The second argument that Hommel provides is based on the lack of specificity of actions considered as being governed by consciousness (2013). As much as consciousness is said not influence action control, there are some instances where the contrary occurs. However, where this is the case, the time taken, flexibility and premeditated application of represented data for action control is greatly increased. Research points out that the expected conflict induced cognitive adaptations tend to be absent (Leontiev, 2014). Such instances also tend to be non representative as well as non specific with voluntary action control. This is supported by findings providing that trial sessions involving repeated stimuli and responses have to be numerous so as to to induce desired effects under normal conditions of automatic action control responses.
To further support his argument, Hommel provides that the human brain is noisy such that representing the desired quality of a given piece of data tends to vary with time as well as frequency of trial sessions (2013). To support a causal attribute, there arises the need to demonstrate in part that limiting conscious representation while maintaining signal quality as well as threshold setting tends to impair action control. Hommel (2013) provides that to date, no strong evidence supports actions are consciously controlled.

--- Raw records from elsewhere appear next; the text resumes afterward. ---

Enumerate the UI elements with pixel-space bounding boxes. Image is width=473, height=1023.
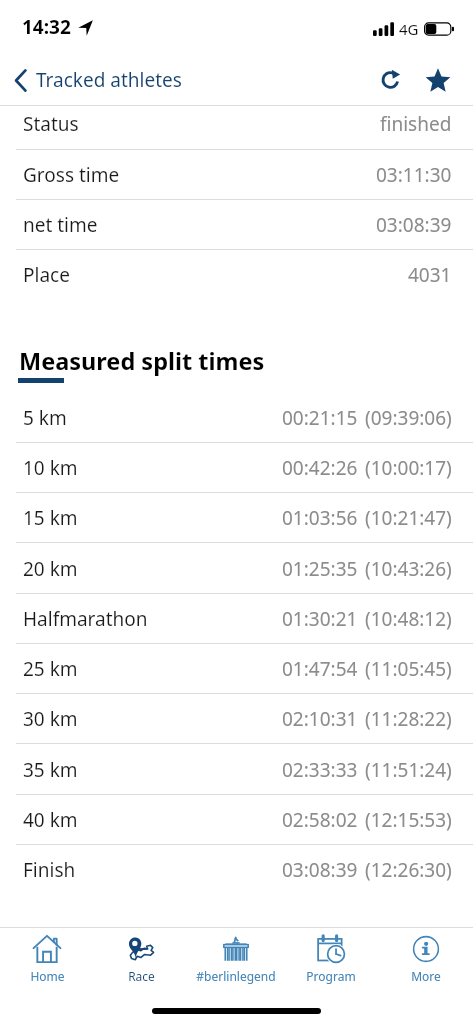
button[interactable]: Place xyxy=(0,250,473,300)
staticText: 40 km xyxy=(23,807,78,833)
staticText: (10:00:17) xyxy=(365,455,452,481)
button[interactable]: Race xyxy=(94,928,188,990)
staticText: Home xyxy=(30,968,65,984)
button[interactable]: Status xyxy=(0,106,473,146)
staticText: 35 km xyxy=(23,757,78,783)
staticText: 20 km xyxy=(23,556,78,582)
staticText: 01:30:21 xyxy=(282,606,358,632)
staticText: Halfmarathon xyxy=(23,606,148,632)
staticText: 10 km xyxy=(23,455,78,481)
staticText: Program xyxy=(306,968,356,984)
staticText: (09:39:06) xyxy=(365,405,452,431)
staticText: Measured split times xyxy=(19,345,265,377)
staticText: (11:28:22) xyxy=(365,706,452,732)
button[interactable]: 20 km xyxy=(0,543,473,594)
staticText: (10:21:47) xyxy=(365,505,452,531)
button[interactable]: Tracked athletes xyxy=(0,61,192,99)
staticText: (11:05:45) xyxy=(365,656,452,682)
button[interactable]: net time xyxy=(0,200,473,250)
staticText: Gross time xyxy=(23,162,120,188)
button[interactable]: Finish xyxy=(0,845,473,895)
staticText: 4G xyxy=(399,19,419,39)
staticText: Race xyxy=(128,968,155,984)
staticText: More xyxy=(411,968,441,984)
button[interactable]: 35 km xyxy=(0,744,473,795)
staticText: 03:08:39 xyxy=(282,857,358,883)
button[interactable]: Gross time xyxy=(0,150,473,200)
staticText: 15 km xyxy=(23,505,78,531)
staticText: (10:48:12) xyxy=(365,606,452,632)
staticText: 03:08:39 xyxy=(376,212,452,238)
staticText: 25 km xyxy=(23,656,78,682)
staticText: 01:47:54 xyxy=(282,656,358,682)
button[interactable]: 15 km xyxy=(0,493,473,543)
staticText: 14:32 xyxy=(22,14,71,40)
button[interactable]: 25 km xyxy=(0,644,473,694)
button[interactable]: 5 km xyxy=(0,393,473,443)
button[interactable]: 10 km xyxy=(0,443,473,493)
staticText: (10:43:26) xyxy=(365,556,452,582)
staticText: 00:21:15 xyxy=(282,405,358,431)
staticText: (11:51:24) xyxy=(365,757,452,783)
button[interactable]: #berlinlegend xyxy=(188,928,283,990)
button[interactable]: Program xyxy=(283,928,378,990)
button[interactable]: 30 km xyxy=(0,694,473,744)
staticText: Status xyxy=(23,111,79,137)
staticText: 03:11:30 xyxy=(376,162,452,188)
staticText: Place xyxy=(23,262,70,288)
staticText: 02:10:31 xyxy=(282,706,358,732)
staticText: 4031 xyxy=(408,262,452,288)
staticText: 02:58:02 xyxy=(282,807,358,833)
staticText: 30 km xyxy=(23,706,78,732)
staticText: 02:33:33 xyxy=(282,757,358,783)
staticText: finished xyxy=(380,111,452,137)
button[interactable]: 40 km xyxy=(0,795,473,845)
button[interactable]: Halfmarathon xyxy=(0,594,473,644)
button[interactable]: More xyxy=(378,928,473,990)
staticText: Tracked athletes xyxy=(36,67,182,93)
button[interactable]: Favorite xyxy=(416,58,460,102)
staticText: 01:03:56 xyxy=(282,505,358,531)
staticText: 01:25:35 xyxy=(282,556,358,582)
staticText: Finish xyxy=(23,857,76,883)
staticText: 00:42:26 xyxy=(282,455,358,481)
button[interactable]: Refresh xyxy=(369,58,413,102)
staticText: #berlinlegend xyxy=(196,968,276,984)
staticText: (12:26:30) xyxy=(365,857,452,883)
button[interactable]: Home xyxy=(0,928,94,990)
staticText: net time xyxy=(23,212,98,238)
staticText: (12:15:53) xyxy=(365,807,452,833)
staticText: 5 km xyxy=(23,405,67,431)
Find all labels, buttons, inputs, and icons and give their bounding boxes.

The author proceeds to define why consciousness plays an important role in enabling human action (2013). He provides that this is important in social interactions where individuals are able to map out their plans top other individuals, define which role some individuals play in a given action plan, evaluate outcomes and discuss the suitability of alternative plans of action. This enables social predictability while at the same time minimizing uncertainty. This enhances communication enabling individuals to describe and make attempts to understand their own behavior with respect to social interactions. This also allows for self managements and more so social impression management.
In conclusion, the role of consciousness has presented scholars with major challenges in understanding its critical role in individual actions stemming from the fact that even defining consciousness is itself difficult. I however agree with the author on the fact that action control is independent of consciousness but has a important role in human social interactions.
References
Hommel, B. (2013). Dancing in the dark: no role for consciousness in action control. Frontiers in psychology, 4.
Leontiev, A. N. (2014). Activity and consciousness. Revista Dialectus, (4).